The procurement of NHS England’s Outcomes and Registries Platform (ORP) has raised alarms about data security and compliance with public sector procurement rules.
The ORP aims to consolidate renowned clinical device registries that medical experts and technologists have developed over many years. These registries are crucial for managing clinical services, commissioning new treatments, identifying effective therapies, and ensuring patient safety.
Earlier this year, it came to light that the ORP’s login page was accessible to anyone online and lacked multifactor authentication (MFA), conflicting with NHS England’s own regulations. Although NHS England claimed to enhance security and implement MFA, concerns lingered. The Federation of Clinical Registries (FCR), which includes healthcare professionals and technologists, expressed frustration at being sidelined as they raised their concerns. They highlighted that deeper data protection issues remain unaddressed, asserting that the ORP allows nearly anyone to register without proper vetting. They noted the bizarre situation of having over 6,000 registered users, but only about 900 were active.
Also troubling is that the ORP resides on the internet, which goes against the guidelines for storing sensitive Class Five data. The FCR has repeatedly sought clarity from NHS England’s Cyber Security Department regarding these issues. Class Five data pertains to highly sensitive information, requiring strong organizational commitments and specialized guidance for its management.
The FCR reminded NHS England of the risks, citing that the National Major Trauma Registry, formerly the Trauma Audit and Research Network, was compromised in a ransomware attack last year.
As for the ORP contract itself, the FCR raised concerns about how it was awarded. Initially, they felt a new draft contract from NHS England threatened established registries and assumed it meant an end for them. This led the FCR to uncover various troubling occurrences: payments were halted, data streams to key registries were blocked, and historical data was lost or deleted as legal contracts expired.
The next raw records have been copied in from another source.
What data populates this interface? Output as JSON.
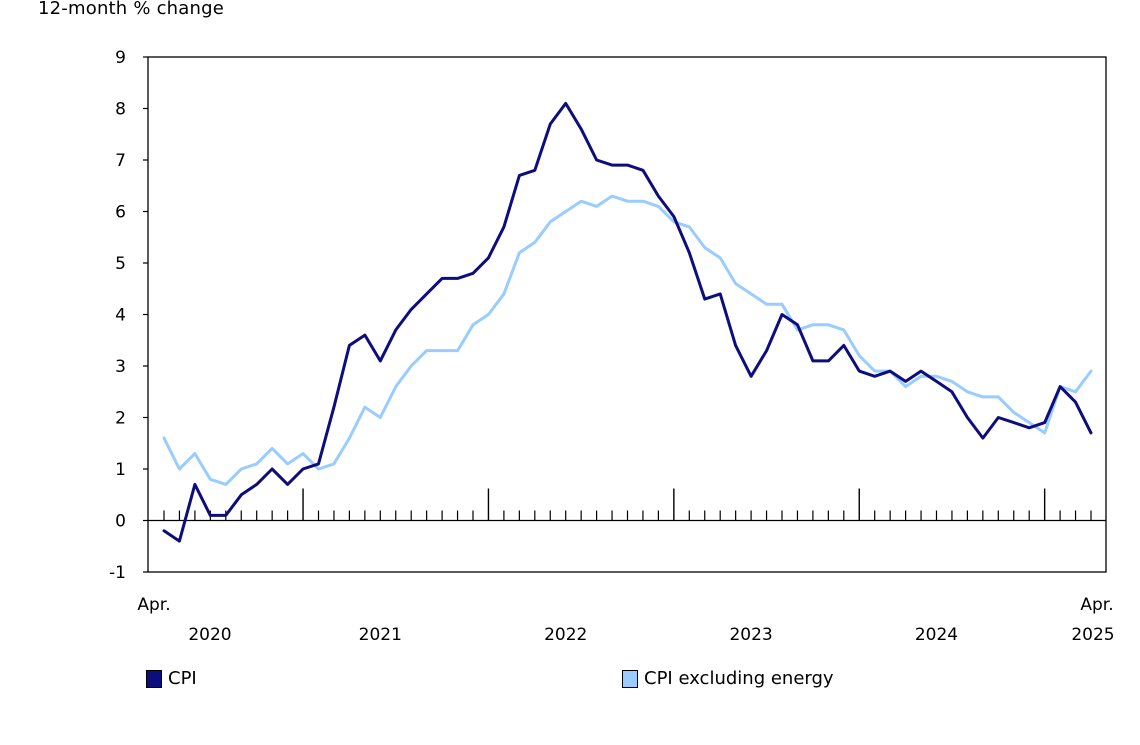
{
  "chart_data": {
    "type": "line",
    "unit_label": "12-month % change",
    "ylim": [
      -1,
      9
    ],
    "y_ticks": [
      "-1",
      "0",
      "1",
      "2",
      "3",
      "4",
      "5",
      "6",
      "7",
      "8",
      "9"
    ],
    "x_range": [
      "2020-04",
      "2025-04"
    ],
    "x_labels": [
      {
        "month": "2020-04",
        "top": "Apr.",
        "bottom": "2020"
      },
      {
        "month": "2021-06",
        "top": "",
        "bottom": "2021"
      },
      {
        "month": "2022-06",
        "top": "",
        "bottom": "2022"
      },
      {
        "month": "2023-06",
        "top": "",
        "bottom": "2023"
      },
      {
        "month": "2024-06",
        "top": "",
        "bottom": "2024"
      },
      {
        "month": "2025-04",
        "top": "Apr.",
        "bottom": "2025"
      }
    ],
    "major_ticks": [
      "2021-01",
      "2022-01",
      "2023-01",
      "2024-01",
      "2025-01"
    ],
    "grid": false,
    "legend_position": "bottom",
    "series": [
      {
        "name": "CPI",
        "color": "#0d0d7d",
        "values": [
          -0.2,
          -0.4,
          0.7,
          0.1,
          0.1,
          0.5,
          0.7,
          1.0,
          0.7,
          1.0,
          1.1,
          2.2,
          3.4,
          3.6,
          3.1,
          3.7,
          4.1,
          4.4,
          4.7,
          4.7,
          4.8,
          5.1,
          5.7,
          6.7,
          6.8,
          7.7,
          8.1,
          7.6,
          7.0,
          6.9,
          6.9,
          6.8,
          6.3,
          5.9,
          5.2,
          4.3,
          4.4,
          3.4,
          2.8,
          3.3,
          4.0,
          3.8,
          3.1,
          3.1,
          3.4,
          2.9,
          2.8,
          2.9,
          2.7,
          2.9,
          2.7,
          2.5,
          2.0,
          1.6,
          2.0,
          1.9,
          1.8,
          1.9,
          2.6,
          2.3,
          1.7
        ]
      },
      {
        "name": "CPI excluding energy",
        "color": "#99ccff",
        "values": [
          1.6,
          1.0,
          1.3,
          0.8,
          0.7,
          1.0,
          1.1,
          1.4,
          1.1,
          1.3,
          1.0,
          1.1,
          1.6,
          2.2,
          2.0,
          2.6,
          3.0,
          3.3,
          3.3,
          3.3,
          3.8,
          4.0,
          4.4,
          5.2,
          5.4,
          5.8,
          6.0,
          6.2,
          6.1,
          6.3,
          6.2,
          6.2,
          6.1,
          5.8,
          5.7,
          5.3,
          5.1,
          4.6,
          4.4,
          4.2,
          4.2,
          3.7,
          3.8,
          3.8,
          3.7,
          3.2,
          2.9,
          2.9,
          2.6,
          2.8,
          2.8,
          2.7,
          2.5,
          2.4,
          2.4,
          2.1,
          1.9,
          1.7,
          2.6,
          2.5,
          2.9
        ]
      }
    ]
  }
}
They then learned that NEC, a Japanese supplier, was tasked with developing the ORP platform.
The FCR discovered a £1 million contract from March 2023 meant for the initial development of the ORP. Yet, the lack of transparency surrounding the contract’s details raised further suspicions. They filed Freedom of Information requests to get a clearer picture of the registry development costs but received no information.
Later, the FCR found out about another contract worth £1.24 million awarded to NEC early in 2024, but this was not made public until July. They were baffled by the repeated insistence from NHS England that all registry development fell under the initial contract, even as they discovered another one existed.
They also claimed that both contracts were awarded without proper processes or market evaluations. The NHS England ORP senior responsible owner initially said a market evaluation took place, but later, the NHS transformation director contradicted that statement, generating frustration among FCR members who believed they had more expertise in delivering medical registries than NEC.
The FCR raised concerns that the late publication of the second contract indicated an attempt to retroactively validate the award process. Things further complicated when a new procurement process began in late 2024 that resembled a request for information rather than a traditional tender process. Suppliers questioned the murky specification process, as NHS England only planned to disclose that information to the winning bidder.
This entire situation reinforces the FCR’s belief that the procurement lacks proper procedures. They think NHS England is scrambling for cover, trying to avoid consequences by dodging Freedom of Information requests. NHS England counters that the awards followed established framework agreements and insists on the importance of the ORP for patient safety. They assert that their cybersecurity and data protection measures are appropriate while vowing to maintain transparency as they move forward with the procurement process.